On the Charts: Kanye and 50 Fall to Reba McEntire, Plus Eddie Vedder, James Blunt Open Strong
The Big News: As predicted, Reba McEntire nabbed her first-ever Billboard number-one debut with her thirty-first album, Reba Duets, which features pairings with the likes of Justin Timberlake and Kelly Clarkson. Kanye West and 50 Cent both experienced massive second week drop-offs, but still turned out pretty impressive figures: Graduation fell 76 percent to nearly 226,000 copies sold, and Curtis dropped 79 percent to 143,000. View-eschewing Barry Manilow snuck in between Fifty and last week’s third runner up Kenny Chesney, as Manilow’s Greatest Songs of the Seventies moved 113,000 copies, which was good enough for a fourth place finish.
The Debuts: More than half of the top ten consisted of new releases. James Blunt’s All the Lost Souls came in at number seven (92,000 copies sold), followed by KT Tunstall’s life-saving Drastic Fantastic, Chamillionaire’s not-accurately titled Ultimate Victory and Twista’s Adrenaline Rush 2007. Eddie Vedder’s solo album (the soundtrack to the film Into the Wild) arrived at number eleven with nearly 40,000 copies, followed closely by Finnish goths H.I.M., Motion City Soundtrack, Diana Kral and Dropkick Murphys all debuted in the top twenty, the Used arrived at forty-two, the Donnas came in at eighty-nine and Broken Social Scene’s Kevin Drew hit the chart at 113.

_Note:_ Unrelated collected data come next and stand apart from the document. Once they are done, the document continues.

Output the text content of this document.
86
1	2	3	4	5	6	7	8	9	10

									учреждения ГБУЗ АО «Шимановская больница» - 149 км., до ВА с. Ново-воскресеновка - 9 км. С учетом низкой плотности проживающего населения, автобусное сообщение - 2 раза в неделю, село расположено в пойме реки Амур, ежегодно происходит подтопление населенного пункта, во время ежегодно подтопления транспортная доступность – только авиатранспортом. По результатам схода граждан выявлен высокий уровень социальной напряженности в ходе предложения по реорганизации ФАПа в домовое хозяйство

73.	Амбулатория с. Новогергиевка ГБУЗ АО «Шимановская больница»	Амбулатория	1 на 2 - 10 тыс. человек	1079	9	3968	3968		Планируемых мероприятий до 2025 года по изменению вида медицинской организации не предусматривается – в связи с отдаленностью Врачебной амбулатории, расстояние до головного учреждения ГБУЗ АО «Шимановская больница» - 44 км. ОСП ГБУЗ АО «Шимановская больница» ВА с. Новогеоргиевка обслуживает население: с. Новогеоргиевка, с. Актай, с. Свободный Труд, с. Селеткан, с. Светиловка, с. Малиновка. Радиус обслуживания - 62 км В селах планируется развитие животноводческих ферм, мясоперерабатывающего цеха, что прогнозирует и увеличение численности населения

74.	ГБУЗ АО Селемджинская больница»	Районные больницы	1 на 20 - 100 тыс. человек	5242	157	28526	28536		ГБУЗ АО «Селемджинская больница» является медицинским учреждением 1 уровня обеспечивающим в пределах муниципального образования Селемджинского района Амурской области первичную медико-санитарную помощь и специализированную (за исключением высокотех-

Last Week’s Chart Heroes: Everyone knew Kanye and 50 would fall off a bit after their incredible debut sales week, so it’s no surprise the pair slid out of first and second place (by comparison, though, Chesney’s sales slipped a few percentage points less than theirs did). The soundtrack to High School Musical 2 is still stubbornly hanging around the top of the chart, but big recent sellers like T.I.’s T.I. Vs. Tip and Common’s Finding Forever aren’t having as much luck as their sales dipped to 19,000 and 16,000, respectively.